The same strange attraction that had drawn the two together so long ago was at work now—had been magnetizing both ever since that night when they had met again; but both were struggling against it, both called it by a colder name. To her it was gratitude, to him it was anxiety lest she should be repelled by one she had once trusted in so tenderly.

Across the gulf of reserve and apparent indifference each heart clamored eagerly for the other. Thea knew that he was always in her thoughts—that he was the handsomest man she had ever seen, the most famous, the most cultured. She lay awake at nights to think of him, and sometimes the snowy pillow was wet with tears.

“Oh, what is the matter with me? Surely, I am not pining for any one of those who treated me so harshly!” she would sigh, in plaintive wonder. Then, pityingly: “I wonder if Emmie has caught Charley back. I hope so. It must be sad to love in vain. I am sorry now for Frank and Tom. Perhaps I did not refuse them kindly enough. It seemed so ridiculous, because I was so young then” (she was about four months older now).

And one day Norman saw in the mail that was about to be sent out two letters addressed respectively to Frank and Tom Hinton. He called Thea into the library.

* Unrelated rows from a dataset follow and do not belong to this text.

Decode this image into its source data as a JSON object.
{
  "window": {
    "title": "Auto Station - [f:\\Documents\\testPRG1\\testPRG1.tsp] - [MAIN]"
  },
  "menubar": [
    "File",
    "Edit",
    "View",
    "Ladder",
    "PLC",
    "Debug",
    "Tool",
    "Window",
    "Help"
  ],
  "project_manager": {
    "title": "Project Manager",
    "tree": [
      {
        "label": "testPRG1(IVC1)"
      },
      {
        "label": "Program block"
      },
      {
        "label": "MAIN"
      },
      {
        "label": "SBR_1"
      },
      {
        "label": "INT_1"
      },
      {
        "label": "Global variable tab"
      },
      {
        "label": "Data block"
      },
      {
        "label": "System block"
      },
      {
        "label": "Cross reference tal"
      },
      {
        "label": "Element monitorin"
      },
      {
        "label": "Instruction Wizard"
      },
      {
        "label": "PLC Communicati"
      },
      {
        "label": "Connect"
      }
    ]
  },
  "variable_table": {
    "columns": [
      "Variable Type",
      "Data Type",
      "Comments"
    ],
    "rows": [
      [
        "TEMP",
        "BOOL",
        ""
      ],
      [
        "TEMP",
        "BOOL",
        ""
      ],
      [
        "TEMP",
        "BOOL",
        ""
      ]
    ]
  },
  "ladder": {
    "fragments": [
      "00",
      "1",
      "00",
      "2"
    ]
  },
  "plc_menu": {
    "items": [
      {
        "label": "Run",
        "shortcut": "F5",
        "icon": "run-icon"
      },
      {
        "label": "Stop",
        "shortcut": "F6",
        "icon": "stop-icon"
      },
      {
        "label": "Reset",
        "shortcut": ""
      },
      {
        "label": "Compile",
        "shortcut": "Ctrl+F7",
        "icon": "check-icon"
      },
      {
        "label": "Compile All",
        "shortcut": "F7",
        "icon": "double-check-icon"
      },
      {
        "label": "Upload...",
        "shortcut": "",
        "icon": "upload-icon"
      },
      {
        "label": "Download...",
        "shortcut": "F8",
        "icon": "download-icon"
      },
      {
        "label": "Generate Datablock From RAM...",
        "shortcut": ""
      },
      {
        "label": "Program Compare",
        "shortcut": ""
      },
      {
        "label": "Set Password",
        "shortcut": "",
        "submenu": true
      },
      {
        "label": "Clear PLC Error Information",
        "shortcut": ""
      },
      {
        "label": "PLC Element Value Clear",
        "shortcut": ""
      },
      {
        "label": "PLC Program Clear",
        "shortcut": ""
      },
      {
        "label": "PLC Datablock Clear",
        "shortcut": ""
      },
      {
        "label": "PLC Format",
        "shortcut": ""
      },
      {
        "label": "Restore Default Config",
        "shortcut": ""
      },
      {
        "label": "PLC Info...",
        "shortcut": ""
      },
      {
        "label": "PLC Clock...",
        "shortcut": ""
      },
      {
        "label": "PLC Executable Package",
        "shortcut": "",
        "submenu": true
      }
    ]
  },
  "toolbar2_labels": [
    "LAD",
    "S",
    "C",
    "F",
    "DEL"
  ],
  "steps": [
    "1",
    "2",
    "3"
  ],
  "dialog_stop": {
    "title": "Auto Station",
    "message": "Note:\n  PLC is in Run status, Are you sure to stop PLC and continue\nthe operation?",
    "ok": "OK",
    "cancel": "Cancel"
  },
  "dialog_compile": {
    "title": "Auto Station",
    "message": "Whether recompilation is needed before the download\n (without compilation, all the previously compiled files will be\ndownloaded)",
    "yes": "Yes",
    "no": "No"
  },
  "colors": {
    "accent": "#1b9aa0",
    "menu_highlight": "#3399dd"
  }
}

“Are you renewing your flirtation with your jilted lovers?” he asked, severely.

She blushed as she saw the letters in his hand.

“Oh, no, indeed! How can you think it? Please let me explain,” she cried, eagerly, and he waited curiously. The big, lustrous blue eyes lifted to his face, and somehow the glance they met in return held them fixed, though Thea trembled with strange pleasure at her own boldness; so she said: “I will look you straight in the eyes, Mr. de Vere, then you will see I am telling you the truth. I have been thinking lately that I was cruel to those poor boys—”

“And that you love them, after all?” he interrupted, harshly.

“Oh, no, no—never! I am sorry I laughed at them, that is all. I think now I ought to have refused them more sweetly—more kindly—so I am writing just to ask them to forgive me for laughing at them.”

Her eyes withdrew themselves reluctantly from his, and the long-fringed lashes swept her cheeks. She looked adorable.